Reputation: 645
I have HADOOP_HOME, HADOOP_CONF_DIR, YARN_CONF_DIR all defined in the spark-env.sh script. However, when I try to load a sparksession on yarn with
val sess = new SparkConf().setMaster("yarn-client").setAppName("default")
It times out
23:36:44.219 [run-main-0] DEBUG o.a.h.i.retry.RetryInvocationHandler - Exception while invoking getClusterMetrics of class ApplicationClientProtocolPBClientImpl over null. Retrying after sleeping for 30000ms.
java.net.ConnectException: Call From ip-10-122-2-155/10.122.2.155 to 0.0.0.0:8032 failed on connection exception: java.net.ConnectException: Connection refused; For more details see: http://wiki.apache.org/hadoop/ConnectionRefused
There's nothing running locally with port 8032 open so it obviously times out.
my yarn-site.xml explicitly states that the RM address
<property>
<name>yarn.resourcemanager.address</name>
<value>10.122.2.195:8032</value>
</property>
Upvotes: 0
Views: 1441
Reputation: 645
I fixed this problem by adding the following lines to the build.sbt
file.
unmanagedClasspath in Compile += file("/home/ubuntu/hadoop-2.6.0/etc/hadoop")
unmanagedClasspath in Runtime += file("/home/ubuntu/hadoop-2.6.0/etc/hadoop")

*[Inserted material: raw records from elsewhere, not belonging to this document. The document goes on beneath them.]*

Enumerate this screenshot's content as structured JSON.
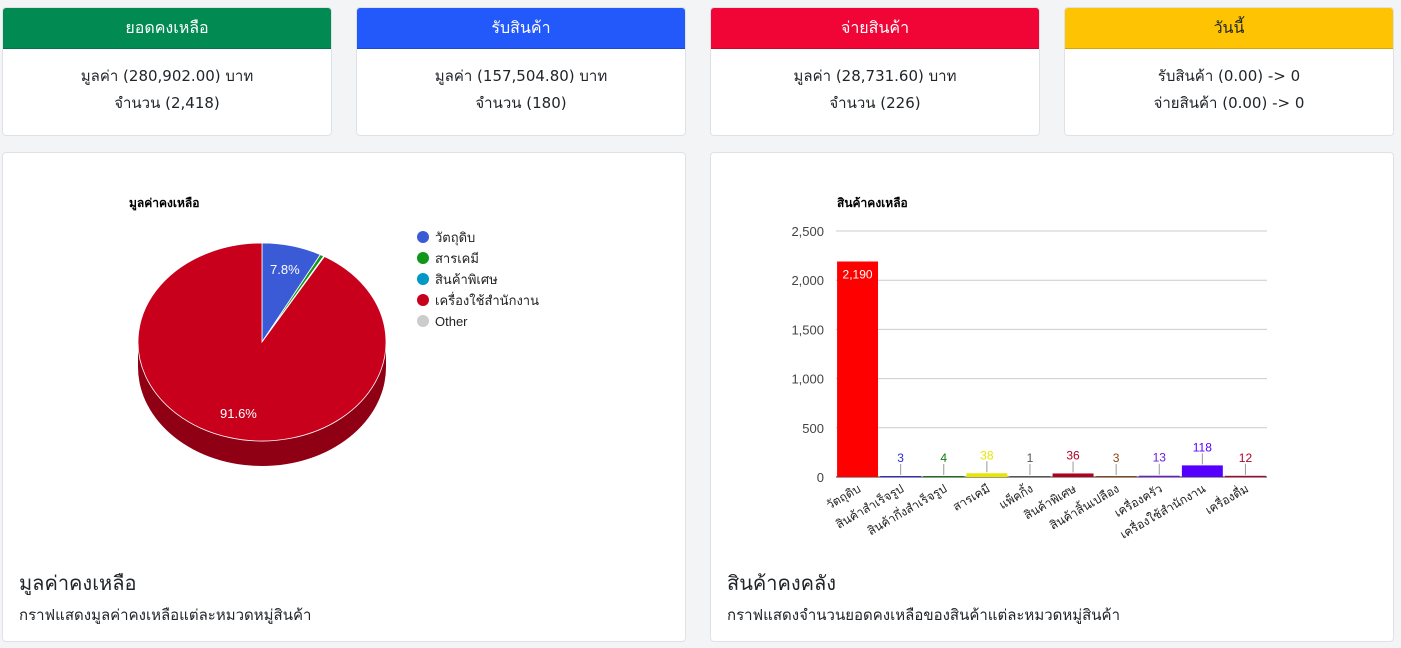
{
  "stats": [
    {
      "title": "ยอดคงเหลือ",
      "color": "#028a53",
      "title_color": "#ffffff",
      "line1": "มูลค่า (280,902.00) บาท",
      "line2": "จำนวน (2,418)"
    },
    {
      "title": "รับสินค้า",
      "color": "#2358fa",
      "title_color": "#ffffff",
      "line1": "มูลค่า (157,504.80) บาท",
      "line2": "จำนวน (180)"
    },
    {
      "title": "จ่ายสินค้า",
      "color": "#f10537",
      "title_color": "#ffffff",
      "line1": "มูลค่า (28,731.60) บาท",
      "line2": "จำนวน (226)"
    },
    {
      "title": "วันนี้",
      "color": "#fec403",
      "title_color": "#212529",
      "line1": "รับสินค้า (0.00) -> 0",
      "line2": "จ่ายสินค้า (0.00) -> 0"
    }
  ],
  "pie_panel": {
    "heading": "มูลค่าคงเหลือ",
    "description": "กราฟแสดงมูลค่าคงเหลือแต่ละหมวดหมู่สินค้า"
  },
  "bar_panel": {
    "heading": "สินค้าคงคลัง",
    "description": "กราฟแสดงจำนวนยอดคงเหลือของสินค้าแต่ละหมวดหมู่สินค้า"
  },
  "chart_data": [
    {
      "type": "pie",
      "title": "มูลค่าคงเหลือ",
      "legend_position": "right",
      "slices": [
        {
          "label": "วัตถุดิบ",
          "value": 7.8,
          "color": "#3b5bd6"
        },
        {
          "label": "สารเคมี",
          "value": 0.5,
          "color": "#109618"
        },
        {
          "label": "สินค้าพิเศษ",
          "value": 0.1,
          "color": "#0099c6"
        },
        {
          "label": "เครื่องใช้สำนักงาน",
          "value": 91.6,
          "color": "#c8001c"
        },
        {
          "label": "Other",
          "value": 0.0,
          "color": "#cccccc"
        }
      ],
      "data_labels": [
        "7.8%",
        "91.6%"
      ]
    },
    {
      "type": "bar",
      "title": "สินค้าคงเหลือ",
      "ylim": [
        0,
        2500
      ],
      "yticks": [
        "0",
        "500",
        "1,000",
        "1,500",
        "2,000",
        "2,500"
      ],
      "grid": true,
      "categories": [
        "วัตถุดิบ",
        "สินค้าสำเร็จรูป",
        "สินค้ากึ่งสำเร็จรูป",
        "สารเคมี",
        "แพ็คกิ้ง",
        "สินค้าพิเศษ",
        "สินค้าสิ้นเปลือง",
        "เครื่องครัว",
        "เครื่องใช้สำนักงาน",
        "เครื่องดื่ม"
      ],
      "values": [
        2190,
        3,
        4,
        38,
        1,
        36,
        3,
        13,
        118,
        12
      ],
      "value_labels": [
        "2,190",
        "3",
        "4",
        "38",
        "1",
        "36",
        "3",
        "13",
        "118",
        "12"
      ],
      "colors": [
        "#ff0000",
        "#2a2ad6",
        "#107a10",
        "#e6e600",
        "#555555",
        "#b00020",
        "#8b4513",
        "#6a1ad6",
        "#5500ff",
        "#b0002b"
      ]
    }
  ]
}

With the other environment variables accounted for this allowed the sbt project to pick up the yarn configuration.
Upvotes: 0
Reputation: 2333
Your driver program is not able to access the variables defined in spark-env.sh. (Assuming you are not running spark-shell)
The possible reason could be, the user running the driver is different than the user of spark(spark installation files).
Try manually setting the variables of spark-env.sh before running your driver as follows
source spark-env.sh
Upvotes: 1